Thanks for the quick response! Diacritical marks are now rendered, but they are offset to the left by one character.

offset_issue

Currently, a Hebrew diacritical mark placeholder looks like this in my code:

{"֑", "֑", 1}, // U+0591

Am I missing some character to fix the offset?

aligrudi commented 1 year ago

Max Cook @.***> wrote:

Currently, a Hebrew diacritical mark placeholder looks like this in my code:

{"֑", "֑", 1}, // U+0591

Am I missing some character to fix the offset?

The third field of this struct must match the width of the character on the screen; since it combines with its preceding character, its width must be zero. However, neatvi does not show zero-width characters. For Arabic, we place a tatweel ـ or dotted circle ◌ before the combining character (see the default entries of placeholders[]).

The easiest solution is to use a similar solution for Hebrew.

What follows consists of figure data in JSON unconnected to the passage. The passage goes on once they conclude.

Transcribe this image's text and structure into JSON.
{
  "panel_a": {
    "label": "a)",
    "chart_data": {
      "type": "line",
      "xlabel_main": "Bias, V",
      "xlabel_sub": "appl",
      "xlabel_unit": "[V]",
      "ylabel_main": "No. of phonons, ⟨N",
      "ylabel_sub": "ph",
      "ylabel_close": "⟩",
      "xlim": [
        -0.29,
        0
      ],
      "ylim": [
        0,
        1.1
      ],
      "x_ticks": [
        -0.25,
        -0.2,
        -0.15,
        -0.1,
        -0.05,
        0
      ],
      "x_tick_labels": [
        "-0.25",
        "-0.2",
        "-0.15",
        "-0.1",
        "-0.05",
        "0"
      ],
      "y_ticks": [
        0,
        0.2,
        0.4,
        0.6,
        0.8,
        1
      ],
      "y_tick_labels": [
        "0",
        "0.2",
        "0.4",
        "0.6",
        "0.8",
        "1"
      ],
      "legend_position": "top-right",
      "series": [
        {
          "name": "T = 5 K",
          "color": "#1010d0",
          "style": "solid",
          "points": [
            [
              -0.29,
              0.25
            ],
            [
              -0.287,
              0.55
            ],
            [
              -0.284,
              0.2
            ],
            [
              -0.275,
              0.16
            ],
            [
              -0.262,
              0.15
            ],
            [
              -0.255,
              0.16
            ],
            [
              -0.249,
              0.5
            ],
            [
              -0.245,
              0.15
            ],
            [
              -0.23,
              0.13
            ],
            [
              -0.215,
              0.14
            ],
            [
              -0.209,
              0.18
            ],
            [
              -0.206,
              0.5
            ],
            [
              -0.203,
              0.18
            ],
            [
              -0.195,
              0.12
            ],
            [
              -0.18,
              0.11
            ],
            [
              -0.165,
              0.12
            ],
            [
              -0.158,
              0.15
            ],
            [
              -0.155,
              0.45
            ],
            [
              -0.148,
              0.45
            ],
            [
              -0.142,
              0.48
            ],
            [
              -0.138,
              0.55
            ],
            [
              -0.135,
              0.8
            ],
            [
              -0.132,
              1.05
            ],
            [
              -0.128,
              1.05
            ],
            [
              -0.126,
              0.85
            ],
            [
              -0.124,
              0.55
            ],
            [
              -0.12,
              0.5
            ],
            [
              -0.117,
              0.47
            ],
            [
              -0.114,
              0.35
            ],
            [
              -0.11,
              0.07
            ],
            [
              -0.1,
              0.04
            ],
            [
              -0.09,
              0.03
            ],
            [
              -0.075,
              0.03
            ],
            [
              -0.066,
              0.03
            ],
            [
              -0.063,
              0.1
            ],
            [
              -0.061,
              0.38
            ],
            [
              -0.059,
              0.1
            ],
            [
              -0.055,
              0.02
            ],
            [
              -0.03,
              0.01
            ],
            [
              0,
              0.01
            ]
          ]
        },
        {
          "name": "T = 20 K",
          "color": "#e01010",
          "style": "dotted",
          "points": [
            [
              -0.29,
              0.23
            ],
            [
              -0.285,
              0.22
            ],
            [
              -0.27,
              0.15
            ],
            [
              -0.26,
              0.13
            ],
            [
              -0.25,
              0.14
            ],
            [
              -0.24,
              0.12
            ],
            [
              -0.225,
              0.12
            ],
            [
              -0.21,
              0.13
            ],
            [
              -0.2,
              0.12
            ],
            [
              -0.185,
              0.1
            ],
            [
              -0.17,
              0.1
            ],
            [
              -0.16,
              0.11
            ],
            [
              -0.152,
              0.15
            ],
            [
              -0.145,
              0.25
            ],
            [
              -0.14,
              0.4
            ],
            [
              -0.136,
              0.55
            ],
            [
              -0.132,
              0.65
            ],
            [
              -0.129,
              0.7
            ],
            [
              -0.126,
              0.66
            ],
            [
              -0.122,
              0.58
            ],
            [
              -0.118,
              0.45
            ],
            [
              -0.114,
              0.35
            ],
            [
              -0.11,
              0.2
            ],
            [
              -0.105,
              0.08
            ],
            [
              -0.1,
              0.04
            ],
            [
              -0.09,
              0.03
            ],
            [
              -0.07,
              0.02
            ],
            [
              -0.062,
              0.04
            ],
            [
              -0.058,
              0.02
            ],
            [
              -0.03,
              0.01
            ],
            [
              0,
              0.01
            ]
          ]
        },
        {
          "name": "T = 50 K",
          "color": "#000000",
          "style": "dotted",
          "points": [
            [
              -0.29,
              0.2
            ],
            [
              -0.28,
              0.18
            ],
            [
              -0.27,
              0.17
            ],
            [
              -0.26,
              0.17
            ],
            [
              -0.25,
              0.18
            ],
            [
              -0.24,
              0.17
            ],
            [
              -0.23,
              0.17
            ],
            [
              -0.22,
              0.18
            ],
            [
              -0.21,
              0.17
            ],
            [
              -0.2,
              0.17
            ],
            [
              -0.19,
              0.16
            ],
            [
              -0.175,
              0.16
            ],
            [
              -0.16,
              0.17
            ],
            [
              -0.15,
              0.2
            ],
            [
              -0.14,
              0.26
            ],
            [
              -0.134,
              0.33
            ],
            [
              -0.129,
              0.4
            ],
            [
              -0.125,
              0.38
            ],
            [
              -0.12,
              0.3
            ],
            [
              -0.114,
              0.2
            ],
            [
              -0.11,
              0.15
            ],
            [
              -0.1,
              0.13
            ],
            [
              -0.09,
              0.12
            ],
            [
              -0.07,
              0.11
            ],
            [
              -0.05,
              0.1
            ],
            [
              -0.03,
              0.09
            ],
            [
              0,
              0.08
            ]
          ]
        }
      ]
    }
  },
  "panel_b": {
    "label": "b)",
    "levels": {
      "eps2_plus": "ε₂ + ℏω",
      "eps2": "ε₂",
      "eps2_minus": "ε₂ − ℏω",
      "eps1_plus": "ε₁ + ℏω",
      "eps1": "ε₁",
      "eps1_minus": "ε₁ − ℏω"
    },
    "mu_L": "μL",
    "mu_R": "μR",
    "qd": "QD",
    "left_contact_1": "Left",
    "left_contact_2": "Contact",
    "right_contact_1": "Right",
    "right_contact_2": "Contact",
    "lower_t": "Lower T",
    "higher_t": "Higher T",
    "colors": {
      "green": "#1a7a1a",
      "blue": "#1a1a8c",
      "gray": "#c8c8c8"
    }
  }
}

However, there is a terminal issue (bug?) that makes the make the combining character appear on the wrong character (see issue #54).

When writing Neatvi, I decided not to render two characters on the same screen position (like combining characters or ligatures). One solution is to modify led_render() to allow multiple characters on the same screen position. I do not like it though, because it would make editing a text with such characters more difficult.

Ali
mcookly commented 1 year ago

Implementing the changes in issue #54 does correct the position of diacritical marks in Alacritty (which does not support ligatures by default), but terminals with proper diacritical support still display the marks on the wrong character. I'll have to look more into this at some point.

I'll close this since my question was answered. If I find something else, I'll drop a comment or reopen. Thanks again!